彼の行動にも、言動にも、全て納得出来たのかもしれない。
彼の...気持ちを知り、歩み寄れたのかもしれない。
でも。
覗くことが出来ないのが現実。
私は彼に歩み寄れない。
彼の心情も理解出来ない。
彼の行動や言動の裏に隠されたモノに気づけない。
「......あんなことを言われなければ、私はただアイツを恨めた。家族を殺した恨みをぶつけられた。
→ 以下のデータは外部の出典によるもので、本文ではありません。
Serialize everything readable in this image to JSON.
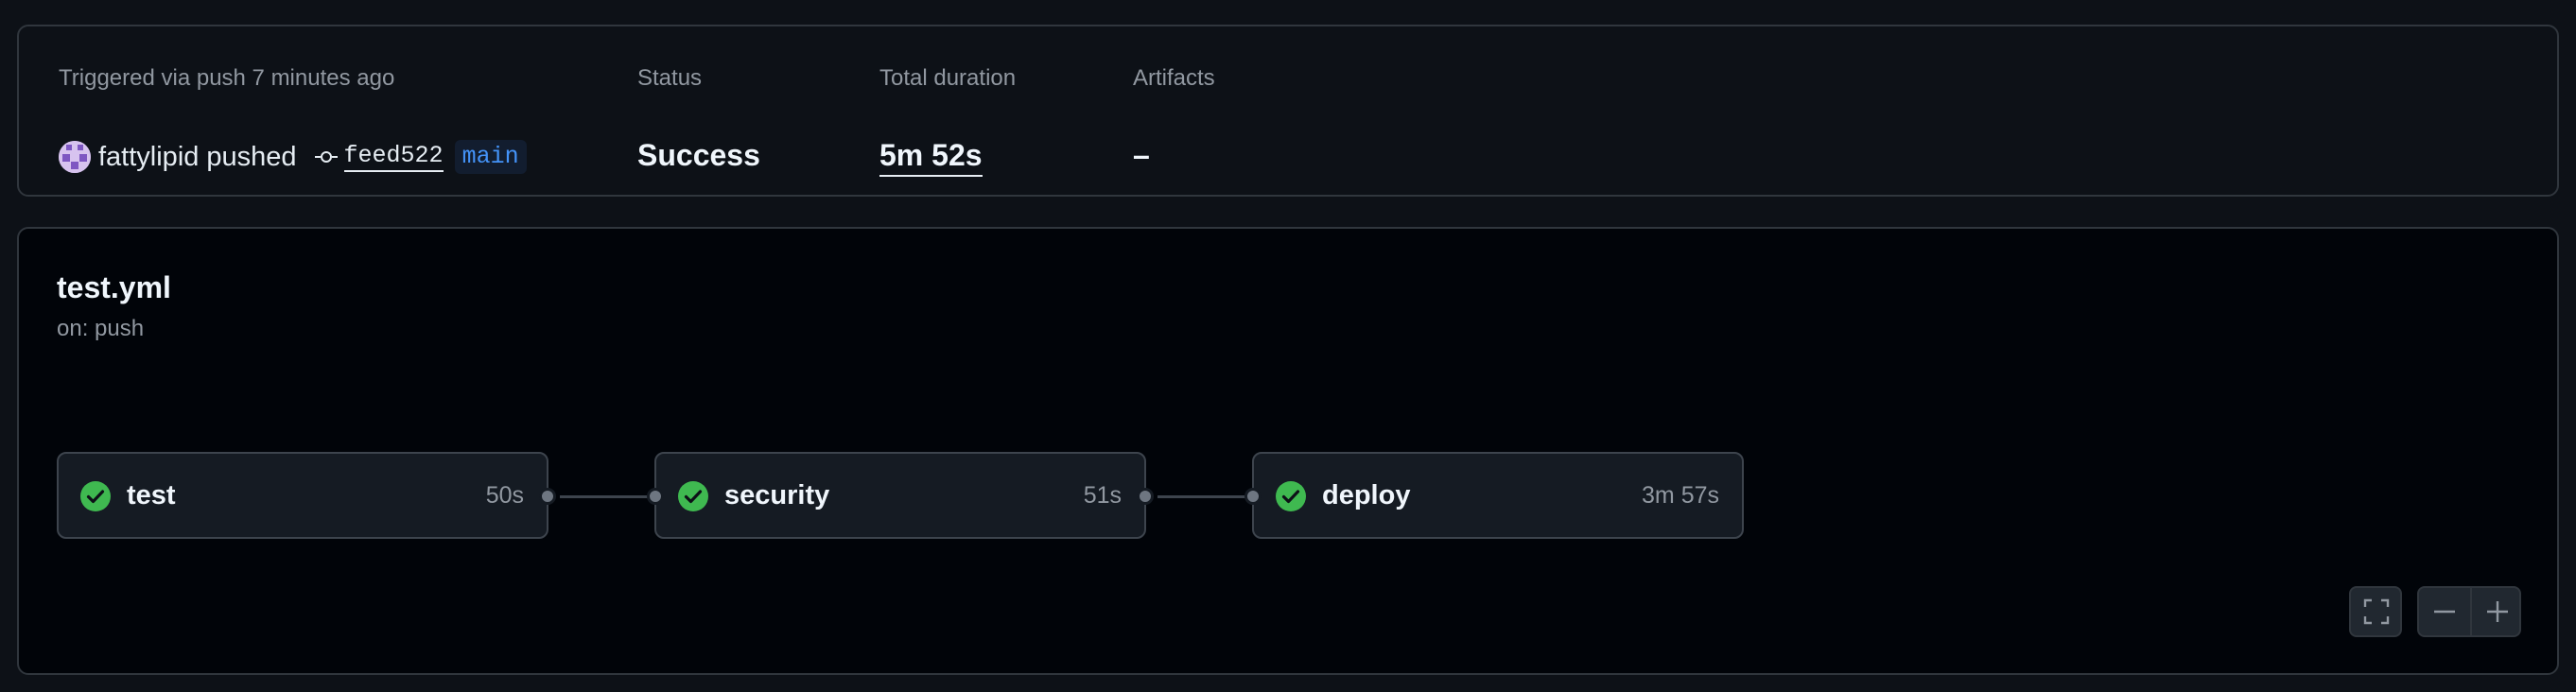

なのに......アイツに復讐しようとする度、あの時のアイツの言葉や表情が脳裏に浮かぶの。家族を殺した化け物なのに。心の奥底で引っかかる」
私達が彼に抱いている思いの核は同じだ。
ただ復讐だけに生きられれば。
恨むことだけ出来れば。
少しは生きやすかったのかもしれない。
でも、彼の言動や行動が引っかかる。
「私から家族を奪った憎い相手なのに、復讐だってしたいのに。でも、本当は悪いヤツじゃないんじゃ?って考えが脳裏をいつも過ぎる。こんなこと、絶対に思ったらいけないのに...」
そんな彼女に掛ける言葉は見当たらない。
「だから、この間は...そんな自分の気持ちに蓋をしたかった。私の中には復讐しかないって思い込みたかった。だから......アイツにあんなことしたの。でも...あんなことをしても、何もスッキリしなくて、むしろ、変な罪悪感にかられてる」
復讐って言葉の裏には、その人の人生が詰まってると思った。